The Investor then brought a declaratory relief action, seeking a declaration that its deed of trust was valid.  The borrower argued that the Investor had no remaining interest in the property, as it took title subject to the resolution of the previous lawsuit, which quieted title in the borrower alone.  The Investor argued that because the originatinglender was dismissed from the quiet title action, the lender's interests were not impacted by the outcome of that litigation. 
 
The lower court found in favor of the borrower, finding that because the Investor acquired its interest in the property after the borrower recorded a lis pendens, the Investor was bound by the quiet title judgment.  The Investorappealed. 
 
As you may recall, the relevant California statute provides that a quiet title judgment does not bind non-parties whose interest was of-record prior to the filing of a lis pendens.  See Code Civ.
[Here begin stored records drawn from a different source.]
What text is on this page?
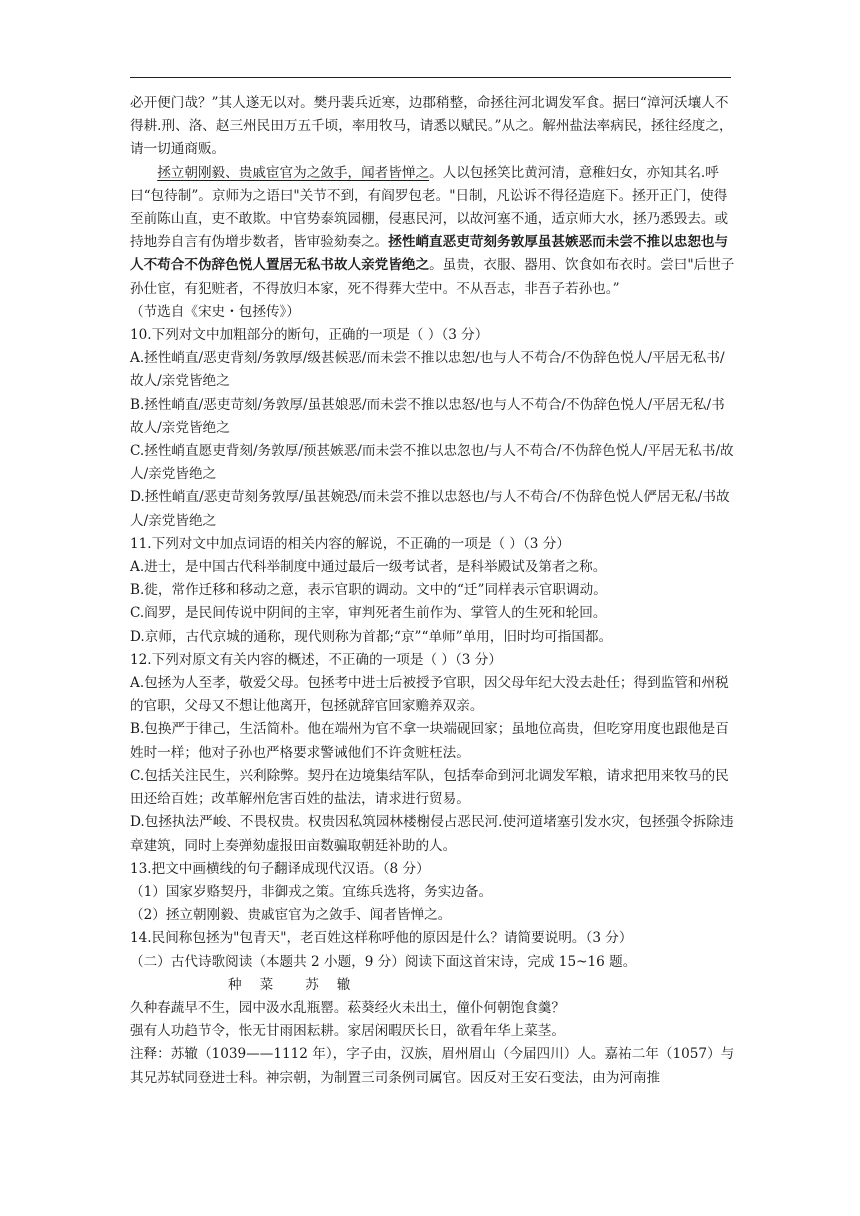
必开便门哉？”其人遂无以对。樊丹裴兵近寒，边郡稍整，命拯往河北调发军食。据曰“漳河沃壤人不得耕.刑、洛、赵三州民田万五千顷，率用牧马，请悉以赋民。”从之。解州盐法率病民，拯往经度之，请一切通商贩。

拯立朝刚毅、贵戚宦官为之敛手，闻者皆惮之。人以包拯笑比黄河清，意稚妇女，亦知其名.呼曰“包待制”。京师为之语曰"关节不到，有阎罗包老。"日制，凡讼诉不得径造庭下。拯开正门，使得至前陈山直，吏不敢欺。中官势泰筑园棚，侵惠民河，以故河塞不通，适京师大水，拯乃悉毁去。或持地券自言有伪增步数者，皆审验劾奏之。拯性峭直恶吏苛刻务敦厚虽甚嫉恶而未尝不推以忠恕也与人不苟合不伪辞色悦人置居无私书故人亲党皆绝之。虽贵，衣服、器用、饮食如布衣时。尝曰"后世子孙仕宦，有犯赃者，不得放归本家，死不得葬大茔中。不从吾志，非吾子若孙也。”

（节选自《宋史・包拯传》）

10.下列对文中加粗部分的断句，正确的一项是（ ）（3 分）

A.拯性峭直/恶吏背刻/务敦厚/级甚候恶/而未尝不推以忠恕/也与人不苟合/不伪辞色悦人/平居无私书/故人/亲党皆绝之

B.拯性峭直/恶吏苛刻/务敦厚/虽甚娘恶/而未尝不推以忠怒/也与人不苟合/不伪辞色悦人/平居无私/书故人/亲党皆绝之

C.拯性峭直愿吏背刻/务敦厚/预甚嫉恶/而未尝不推以忠忽也/与人不苟合/不伪辞色悦人/平居无私书/故人/亲党皆绝之

D.拯性峭直/恶吏苛刻务敦厚/虽甚婉恐/而未尝不推以忠怒也/与人不苟合/不伪辞色悦人俨居无私/书故人/亲党皆绝之

11.下列对文中加点词语的相关内容的解说，不正确的一项是（ ）（3 分）

A.进士，是中国古代科举制度中通过最后一级考试者，是科举殿试及第者之称。

B.徙，常作迁移和移动之意，表示官职的调动。文中的“迁”同样表示官职调动。

C.阎罗，是民间传说中阴间的主宰，审判死者生前作为、掌管人的生死和轮回。

D.京师，古代京城的通称，现代则称为首都;“京”“单师”单用，旧时均可指国都。

12.下列对原文有关内容的概述，不正确的一项是（ ）（3 分）

A.包拯为人至孝，敬爱父母。包拯考中进士后被授予官职，因父母年纪大没去赴任；得到监管和州税的官职，父母又不想让他离开，包拯就辞官回家赡养双亲。

B.包换严于律己，生活简朴。他在端州为官不拿一块端砚回家；虽地位高贵，但吃穿用度也跟他是百姓时一样；他对子孙也严格要求警诫他们不许贪赃枉法。

C.包括关注民生，兴利除弊。契丹在边境集结军队，包括奉命到河北调发军粮，请求把用来牧马的民田还给百姓；改革解州危害百姓的盐法，请求进行贸易。

D.包拯执法严峻、不畏权贵。权贵因私筑园林楼榭侵占恶民河.使河道堵塞引发水灾，包拯强令拆除违章建筑，同时上奏弹劾虚报田亩数骗取朝廷补助的人。

13.把文中画横线的句子翻译成现代汉语。（8 分）

（1）国家岁赂契丹，非御戎之策。宜练兵选将，务实边备。

（2）拯立朝刚毅、贵戚宦官为之敛手、闻者皆惮之。

14.民间称包拯为"包青天"，老百姓这样称呼他的原因是什么？请简要说明。（3 分）

（二）古代诗歌阅读（本题共 2 小题，9 分）阅读下面这首宋诗，完成 15~16 题。

种菜 苏辙

久种春蔬早不生，园中汲水乱瓶罂。菘葵经火未出土，僮仆何朝饱食羹？

强有人功趋节令，怅无甘雨困耘耕。家居闲暇厌长日，欲看年华上菜茎。

注释：苏辙（1039——1112 年），字子由，汉族，眉州眉山（今届四川）人。嘉祐二年（1057）与其兄苏轼同登进士科。神宗朝，为制置三司条例司属官。因反对王安石变法，由为河南推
Proc., Sec 764.045, subd. (b). 
 
The Court relied on the above-referenced statutory provision to hold that "as the interest of [the originating lender] was not resolved in the quiet title action, its assignee [the Investor] is not bound by the quiet title judgment."  To reach that conclusion, the Court noted that the judgment in the quiet title action did not and could not address the validity of the originating lender's deed of trust, as the originating lender was dismissed from the action prior to its resolution.  Therefore, the originating lender was a "non-party" which, under the code provision cited above, was not bound by the quiet title action. 
 
The borrower argued that the California statute provides that entities holding unrecorded interests in a property at the time a lis pendens is recorded will be bound by a quiet title judgment.  Although the Court acknowledged that "this would appear to describe [the Investor]," it nevertheless concluded otherwise. 
 
The Court reasoned that because the Investor took title after the lis pendens was recorded, the Investor did so with knowledge that the quiet title action might invalidate its interest -- and if that action had resulted in the invalidation of the originating lender's interest, the Investor's interest would be voided.  However, the Court noted that that risk "never came to fruition," as the originating lender was dismissed from the action prior to any adjudication of its interest. 
 
Accordingly, the Court reversed and remanded the decision of the lower court, with instructions to determine whether the originating lender's loan was a valid encumbrance on the property.